How big is your team now?
We’re currently a solid team of 17.
What would you say has been some of the most crucial that you've done to build the company to this level now?
Hiring more skilled people than I am myself. By looking at the raw skill we have in the company and the high standards in hiring I don’t think I would ever get a job at the company if I would have to apply for it.
What is your business model?
Free to play mobile games.
Is the business profitable?
The business model works great. I think it’s the future for all mobile games if you want to build a significant business.
What’s been your most memorable moment so far on your entrepreneurial journey?
It has to be the launch of Shadow Cities in Finland when we were at the office at 5am watching server logs and trying to figure out how we could bring to server down for a minute when there were tons of players playing through the night. I still remember Mikko sending people push message saying ‘Please go to bed people. It’s late’
What pieces of advices could you give to aspiring entrepreneurs out there?
Refuse to give up no matter what. Persistence correlates most with success. Much more than intelligence, network or experience. If you’re still thinking what’s the best time to start a company in your career the answer is yesterday. The second best time is now. You learn so much regardless whether you will be successful or not. You can always go back to where you were, but starting your first company won’t come any easier when you get older.

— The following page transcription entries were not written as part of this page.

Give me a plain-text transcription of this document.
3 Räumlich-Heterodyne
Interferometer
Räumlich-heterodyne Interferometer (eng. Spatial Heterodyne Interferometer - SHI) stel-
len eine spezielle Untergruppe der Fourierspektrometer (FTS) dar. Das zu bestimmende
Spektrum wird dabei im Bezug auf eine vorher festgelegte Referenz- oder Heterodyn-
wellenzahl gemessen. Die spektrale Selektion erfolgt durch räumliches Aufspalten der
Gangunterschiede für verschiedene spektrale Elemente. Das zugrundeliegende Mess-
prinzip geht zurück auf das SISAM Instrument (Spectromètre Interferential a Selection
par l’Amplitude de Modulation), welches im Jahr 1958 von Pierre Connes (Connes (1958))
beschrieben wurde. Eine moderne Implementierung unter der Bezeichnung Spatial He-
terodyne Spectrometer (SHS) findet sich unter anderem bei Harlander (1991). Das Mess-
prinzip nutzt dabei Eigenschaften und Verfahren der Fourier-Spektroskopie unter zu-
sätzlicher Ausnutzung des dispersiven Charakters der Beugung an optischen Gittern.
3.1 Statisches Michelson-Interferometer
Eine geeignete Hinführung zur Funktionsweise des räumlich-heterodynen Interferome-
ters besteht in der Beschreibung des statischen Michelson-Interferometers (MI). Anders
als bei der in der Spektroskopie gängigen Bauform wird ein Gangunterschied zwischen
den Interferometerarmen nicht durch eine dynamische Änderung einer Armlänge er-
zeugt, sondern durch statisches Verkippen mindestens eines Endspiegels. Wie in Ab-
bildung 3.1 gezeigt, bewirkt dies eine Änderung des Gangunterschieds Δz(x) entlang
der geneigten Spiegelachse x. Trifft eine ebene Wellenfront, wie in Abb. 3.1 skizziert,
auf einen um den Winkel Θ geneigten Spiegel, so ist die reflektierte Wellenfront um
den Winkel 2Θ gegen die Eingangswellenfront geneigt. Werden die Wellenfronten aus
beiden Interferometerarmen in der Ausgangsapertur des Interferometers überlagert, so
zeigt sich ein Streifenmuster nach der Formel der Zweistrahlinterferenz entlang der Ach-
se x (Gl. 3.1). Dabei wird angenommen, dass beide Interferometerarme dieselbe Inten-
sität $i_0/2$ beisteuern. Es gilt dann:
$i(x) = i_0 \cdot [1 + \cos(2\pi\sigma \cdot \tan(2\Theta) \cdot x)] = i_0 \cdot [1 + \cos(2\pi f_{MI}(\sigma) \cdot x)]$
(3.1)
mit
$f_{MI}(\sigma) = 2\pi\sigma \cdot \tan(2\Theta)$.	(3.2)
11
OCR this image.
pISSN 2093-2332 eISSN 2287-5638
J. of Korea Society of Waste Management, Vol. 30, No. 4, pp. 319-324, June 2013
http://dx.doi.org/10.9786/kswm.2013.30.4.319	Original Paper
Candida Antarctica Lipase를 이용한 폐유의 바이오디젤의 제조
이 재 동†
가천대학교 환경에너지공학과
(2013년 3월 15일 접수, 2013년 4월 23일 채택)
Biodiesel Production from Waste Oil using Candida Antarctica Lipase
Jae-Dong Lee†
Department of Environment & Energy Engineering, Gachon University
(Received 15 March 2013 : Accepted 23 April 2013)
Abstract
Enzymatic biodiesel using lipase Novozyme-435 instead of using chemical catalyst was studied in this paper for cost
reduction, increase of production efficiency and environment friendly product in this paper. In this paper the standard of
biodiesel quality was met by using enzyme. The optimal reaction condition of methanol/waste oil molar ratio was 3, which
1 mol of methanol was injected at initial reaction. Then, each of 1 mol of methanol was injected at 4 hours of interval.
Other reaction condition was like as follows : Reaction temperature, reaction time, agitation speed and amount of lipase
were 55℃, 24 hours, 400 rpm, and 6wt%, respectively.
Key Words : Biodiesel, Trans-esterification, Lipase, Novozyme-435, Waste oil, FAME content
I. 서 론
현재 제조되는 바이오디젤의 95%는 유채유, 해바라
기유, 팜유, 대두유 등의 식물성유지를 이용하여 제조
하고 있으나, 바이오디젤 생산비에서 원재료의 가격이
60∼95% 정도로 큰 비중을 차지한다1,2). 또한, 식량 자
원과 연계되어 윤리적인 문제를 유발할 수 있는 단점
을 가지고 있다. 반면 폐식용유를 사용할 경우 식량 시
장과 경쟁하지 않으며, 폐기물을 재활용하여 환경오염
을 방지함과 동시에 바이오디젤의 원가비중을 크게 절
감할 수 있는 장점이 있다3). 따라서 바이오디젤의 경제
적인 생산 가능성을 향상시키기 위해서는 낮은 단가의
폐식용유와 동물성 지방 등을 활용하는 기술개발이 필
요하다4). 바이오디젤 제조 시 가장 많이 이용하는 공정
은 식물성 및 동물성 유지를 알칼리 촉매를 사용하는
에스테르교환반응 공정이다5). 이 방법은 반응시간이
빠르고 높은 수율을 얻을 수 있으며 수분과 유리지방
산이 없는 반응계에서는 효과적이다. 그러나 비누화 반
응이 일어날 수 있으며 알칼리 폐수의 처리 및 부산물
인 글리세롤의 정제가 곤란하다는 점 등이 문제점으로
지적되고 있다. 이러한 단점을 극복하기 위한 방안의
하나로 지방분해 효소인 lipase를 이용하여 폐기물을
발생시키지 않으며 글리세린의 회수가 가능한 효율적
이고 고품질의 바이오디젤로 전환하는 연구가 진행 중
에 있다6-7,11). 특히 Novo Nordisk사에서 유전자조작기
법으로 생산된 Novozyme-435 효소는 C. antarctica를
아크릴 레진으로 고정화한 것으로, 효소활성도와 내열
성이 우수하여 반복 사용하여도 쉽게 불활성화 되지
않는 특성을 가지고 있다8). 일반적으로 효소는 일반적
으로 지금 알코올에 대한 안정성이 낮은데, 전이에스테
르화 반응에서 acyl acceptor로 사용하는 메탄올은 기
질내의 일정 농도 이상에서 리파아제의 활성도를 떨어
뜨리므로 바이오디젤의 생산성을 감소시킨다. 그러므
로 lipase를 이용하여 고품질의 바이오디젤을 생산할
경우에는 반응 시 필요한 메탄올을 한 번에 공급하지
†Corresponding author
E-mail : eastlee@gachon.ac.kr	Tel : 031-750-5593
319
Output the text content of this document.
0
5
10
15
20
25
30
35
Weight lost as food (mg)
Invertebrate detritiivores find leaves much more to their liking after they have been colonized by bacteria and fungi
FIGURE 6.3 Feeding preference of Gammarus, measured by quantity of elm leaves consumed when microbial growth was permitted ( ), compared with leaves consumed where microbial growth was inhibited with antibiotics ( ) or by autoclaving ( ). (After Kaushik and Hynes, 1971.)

What kind of things can we expect in the emerging mobile gaming industry in 2012?
There will be more quality games that will push the boundaries of what a mobile game is. The games will become social. Social like we have used to in the web services space. Games will also start to be more like services in that they change every day for the players and are always connected. Playr data will play a much bigger role than it does currently. It will become part of the experience, not just metrics to optimize.
What can we be expecting from you and Grey Area in 2012?
We are currently working on two new games, which will come out in early 2012. That said, we’re just warming up. 2012 will be the year that mobile gaming experiences will stop looking like a shrink down Facebook games and start looking like something designed for mobile handset. 2012 is also the year when location will be cracked. We plan on playing a key role in both of these developments.
Where do you want the company to be in five years
I’m way too impatient to think five years ahead. I don’t think those places are yet invented where we are going.